L’Australie détient la troisième réserve mondiale de charbon au monde, de quoi prolonger la production pendant quatre siècles.
Contactée, Credit Suisse, qui a fourni des services financiers pour Adani, dit assumer sa responsabilité dans la lutte contre le changement climatique. « Nous reconnaissons que les flux financiers doivent également être mis en conformité avec les objectifs fixés par l'Accord de Paris », soutient son service médias, assurant qu’en 2021, la banque a baissé de 39 % son exposition financière au charbon.
Les porte-parole n’ont en revanche pas précisé si un client comme Adani, qui tire l’essentiel de ses revenus du charbon et projette d’ouvrir de nouvelles mines de charbon thermique, serait à l’avenir exclu de financement. « La position de Credit Suisse en matière de durabilité est axée sur le soutien de nos clients dans la transition vers des modèles économiques à faible émission de carbone et résilients au changement climatique », précisent-ils.
L’histoire sanglante de ce pays
Pour Coedie MacAvoy, c’est une affaire personnelle. Secondant le combat de son old man – son père Adrian Burragubba, qui s’est ruiné en procès contre la multinationale –, il a occupé seul le site Carmichael en 2019, afin de « reprendre des bouts de propriété » sur ses terres ancestrales et faire ainsi barrage aux équipes de construction d’Adani. Deux semaines de siège, avant que la sécurité ne bloque totalement la route de son ravitaillement.
C’est encore lui qui mène la fronde depuis août 2021, mais il n’est plus seul. « Je conteste le droit du gouvernement de procéder à l’acquisition forcée d’un terrain pour le transformer en concession minière », proclame Coedie MacAvoy. Yeux verts perçants, un flow de rappeur, son totem tatoué sur le torse, le trentenaire se revendique volontiers dans le lignage des activistes occupant des arbres, une pincée de fight the power en plus. « Je ne suis pas un écolo des quartiers de Melbourne », prévient l’Aborigène.
Le gouvernement local du Queensland a finalement aboli le titre de propriété des populations natives en 2019, afin de les céder au groupe minier, qui les traite depuis comme des intrus. Mais, en conséquence de l’opposition acharnée de Coedie et de son père, ils se sont vu reconnaître par la justice le droit d’occuper leurs terres pour « contrôler, protéger et développer leur identité et leur patrimoine culturel », pour autant que cela n’interfère pas avec les activités minières.

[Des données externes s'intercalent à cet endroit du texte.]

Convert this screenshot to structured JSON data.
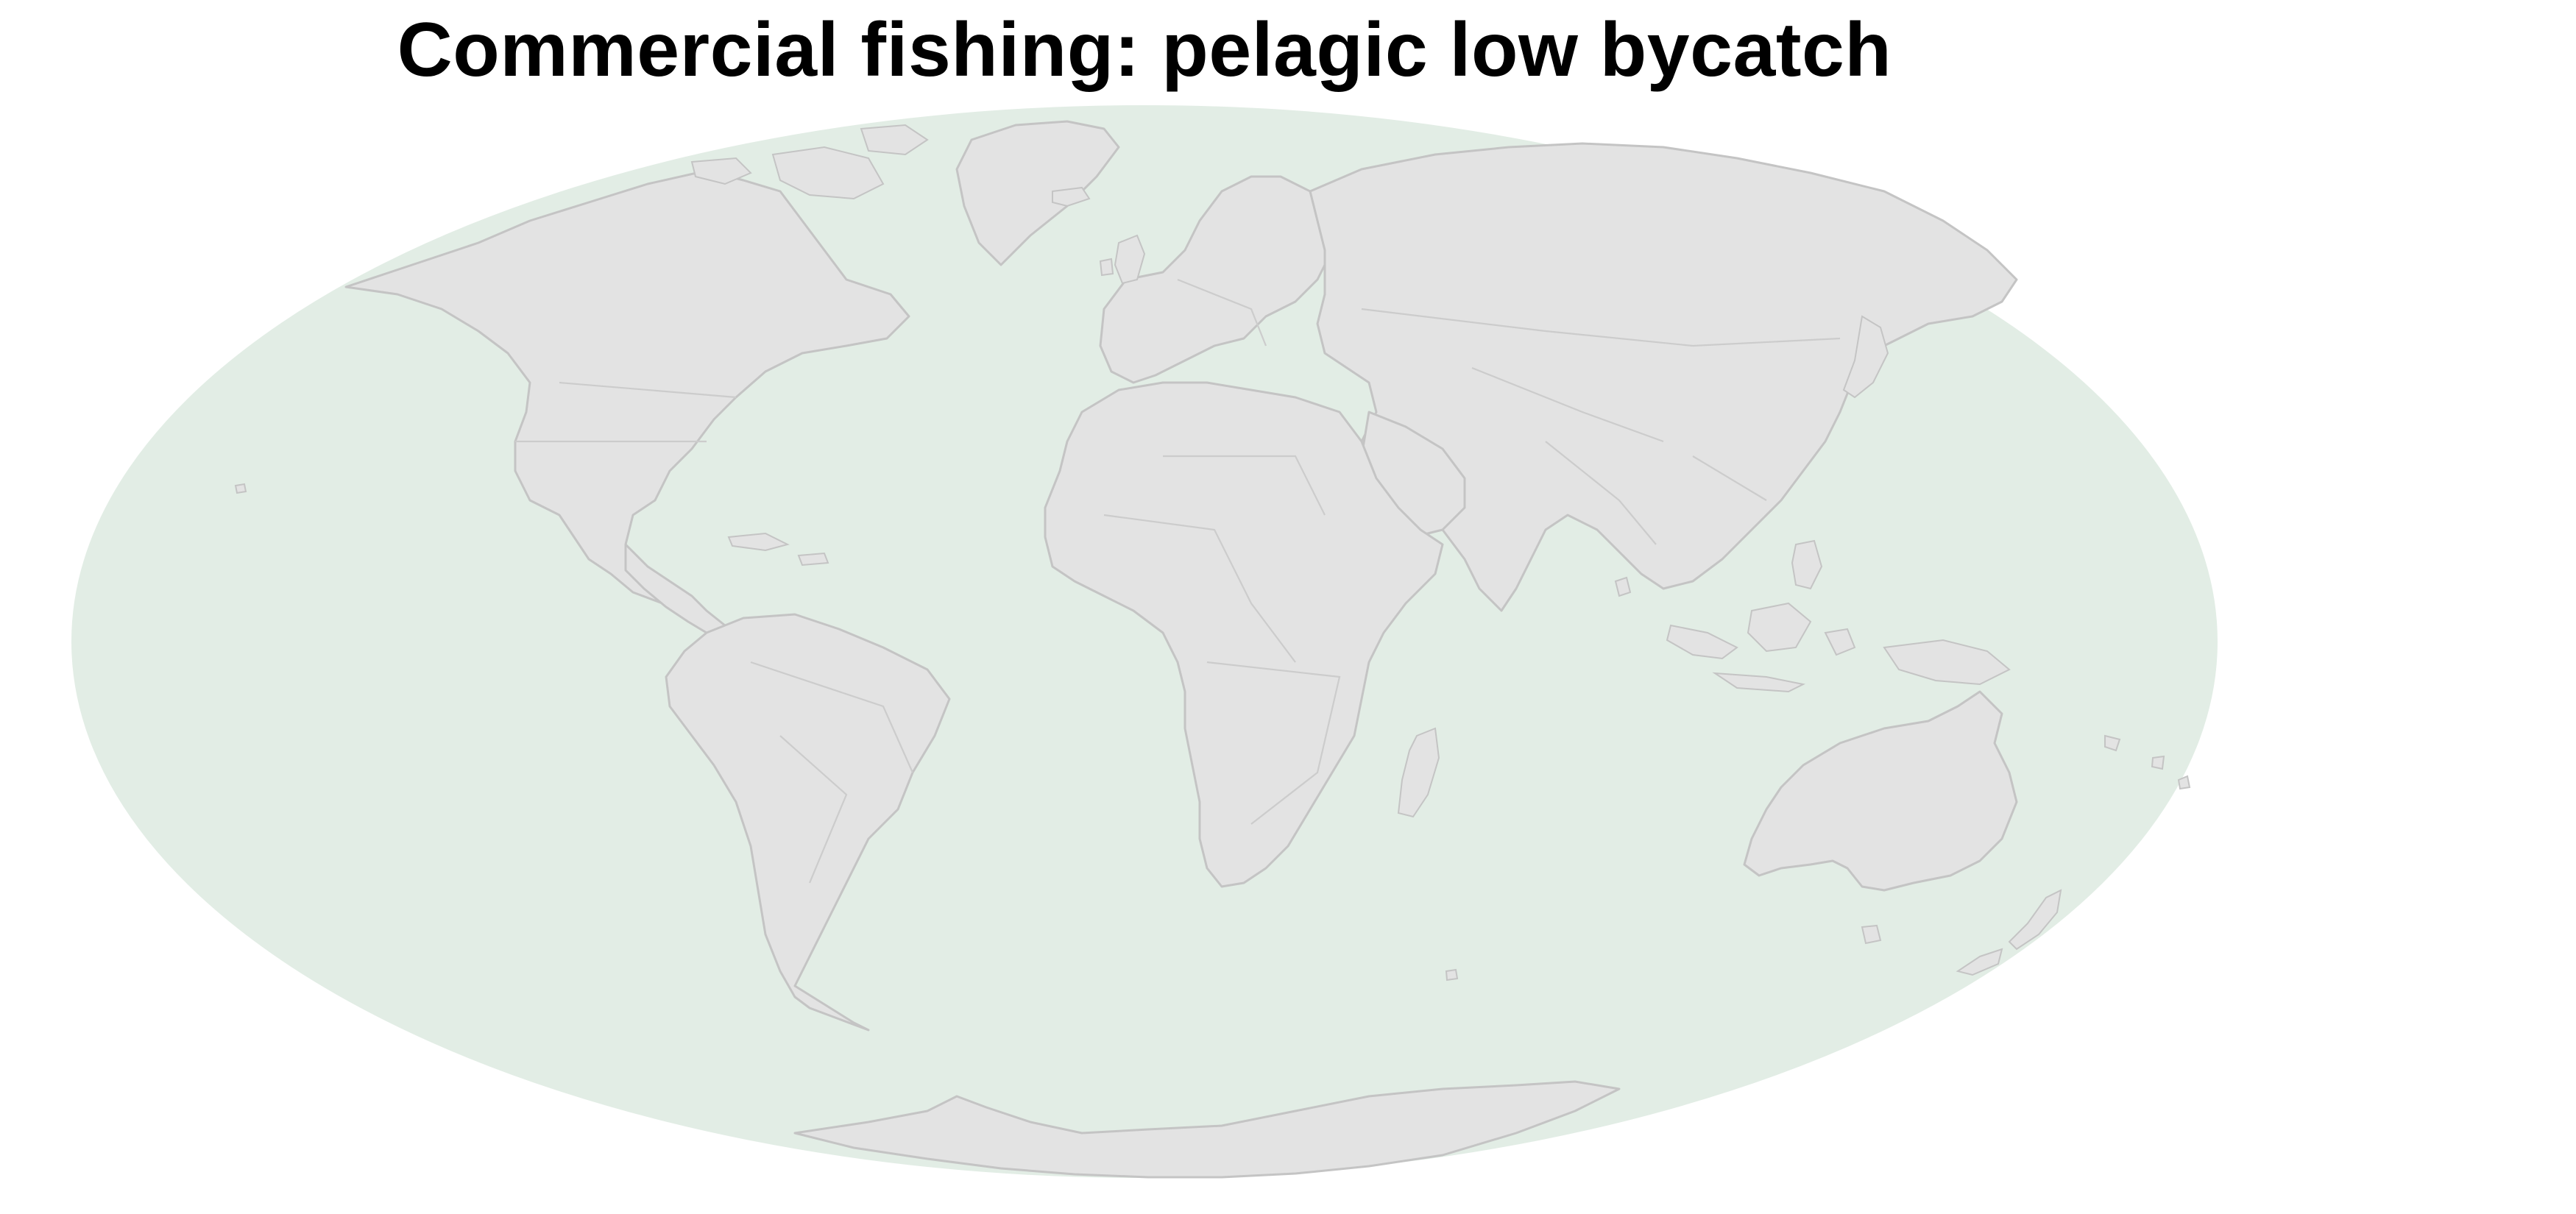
{
  "title": "Commercial fishing: pelagic low bycatch",
  "map": {
    "projection": "Mollweide",
    "ocean_color": "#e2ede5",
    "land_color": "#e3e3e3",
    "border_color": "#c4c4c4",
    "background_color": "#ffffff"
  }
}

Une brèche dans la loi liée à l’histoire sanglante de cette région et aux conditions d’acquisition de cette terre des mains des Aborigènes. « Vous savez : les Blancs n’ont débarqué ici qu’en 1860 à l’époque de mon arrière-grand-père, soutient Coedie MacAvoy. Ils ont abattu tous les hommes en âge de se battre ». Les Aborigènes n’ont été intégrés dans le recensement de la population australienne qu’en 1967. La Constitution fédérale australienne ne leur reconnaît toujours pas de droits spécifiques. Mais sur le plan régional, une loi de 2019 garantit désormais leur droit à protéger leur culture. « Nous avons appris à manier leurs armes ; nous avons ouvert la boîte de Pandore », énonce fièrement Coedie MacAvoy, qui a gardé le nom irlandais « emprunté » par son grand-père. À l’aise comme un chef de tribu, il transmet la langue wirdi aux plus jeunes et rêve désormais de créer un esperanto des dialectes aborigènes puisque « tout ce que je dis ou touche est reconnu comme un acte culturel ». De quoi faire enrager le groupe Adani, qui se raccroche à sa concession minière et n’en finit plus d’appeler la police, basée à près de 180 kilomètres.

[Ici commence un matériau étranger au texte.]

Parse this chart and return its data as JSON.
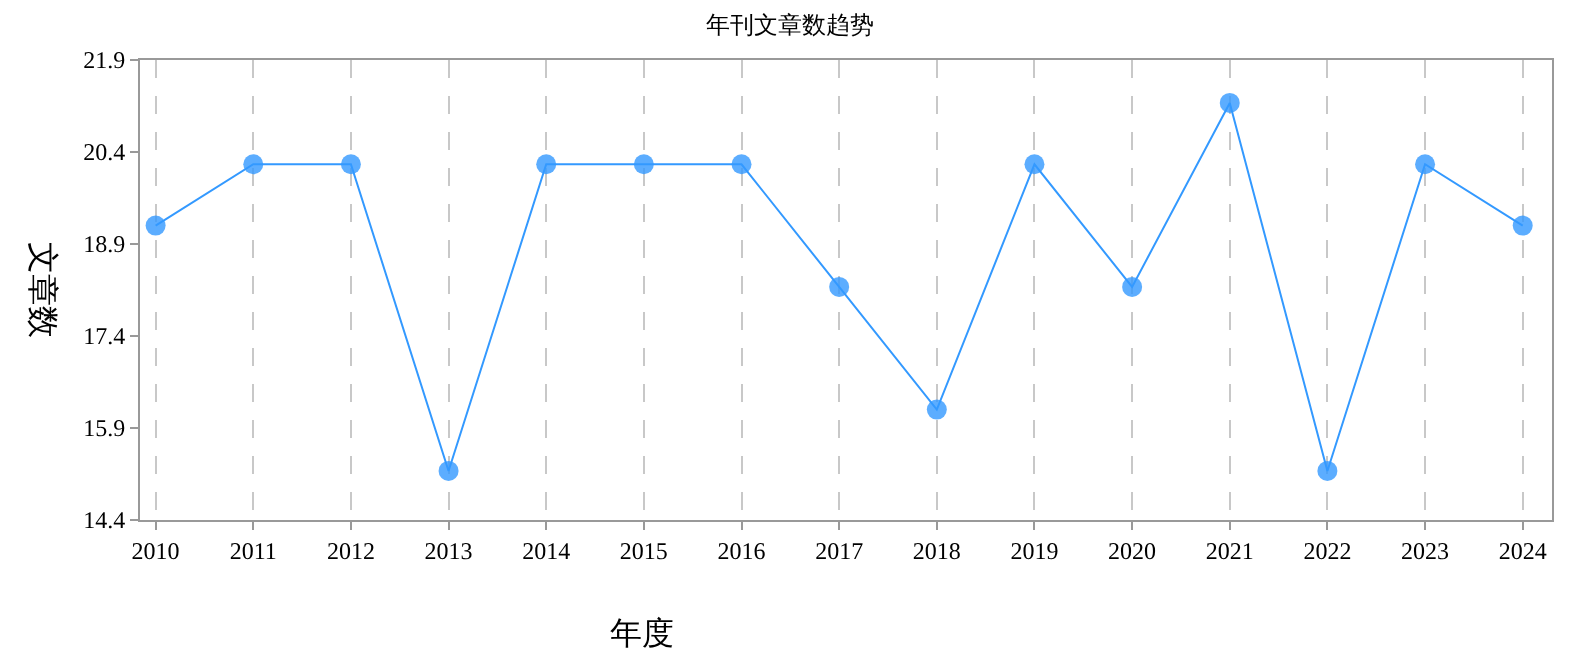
{
  "chart_data": {
    "type": "line",
    "title": "年刊文章数趋势",
    "xlabel": "年度",
    "ylabel": "文章数",
    "x": [
      2010,
      2011,
      2012,
      2013,
      2014,
      2015,
      2016,
      2017,
      2018,
      2019,
      2020,
      2021,
      2022,
      2023,
      2024
    ],
    "series": [
      {
        "color": "#3399ff",
        "values": [
          19.2,
          20.2,
          20.2,
          15.2,
          20.2,
          20.2,
          20.2,
          18.2,
          16.2,
          20.2,
          18.2,
          21.2,
          15.2,
          20.2,
          19.2
        ]
      }
    ],
    "xlim": [
      2009.84,
      2024.3
    ],
    "xticks": [
      2010,
      2011,
      2012,
      2013,
      2014,
      2015,
      2016,
      2017,
      2018,
      2019,
      2020,
      2021,
      2022,
      2023,
      2024
    ],
    "ylim": [
      14.4,
      21.9
    ],
    "yticks": [
      14.4,
      15.9,
      17.4,
      18.9,
      20.4,
      21.9
    ],
    "grid": "x",
    "marker": "circle",
    "line_style": "solid",
    "legend": false
  }
}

Public Eye a pu constater avec quelle agressivité la multinationale traite les personnes qui s’intéressent à ses activités. Durant notre enquête sur place, un SUV des services de sécurité nous a suivis le long de la route publique qui mène à la mine et filmés à notre sortie du véhicule devant le camp Waddananggu. Quelques heures plus tard, une missive parvenait par courriel à la direction de Public Eye, nous intimant l’ordre de quitter le périmètre – « leave immediately and do not return » – et nous interdisant de diffuser les images tournées sur place. La lettre conclut en évoquant une plainte déposée à la police locale et en laissant planer la menace de poursuites judiciaires.
Public Eye a fait parvenir une liste de questions détaillées à Adani, qui n’a pas souhaité préciser quels sont les plans de développement pour sa filiale à Genève ou ses ambitions pour la mine Carmichael, ni évoquer son attitude vis-à-vis de voix critiques. La multinationale rejette en revanche « complètement » nos questions sous-entendant que ses entreprises ont agi de façon irresponsable ou contraire aux lois et réglementations en vigueur. « Il est décevant que Public Eye utilise sa position privilégiée en tant qu’organisation basée dans une nation extrêmement riche et développée pour essayer de refuser aux personnes les plus pauvres du monde l’accès à la même énergie fiable et abordable dont les économies avancées bénéficient depuis des décennies », conclut le message envoyé par un porte-parole de la filiale australienne.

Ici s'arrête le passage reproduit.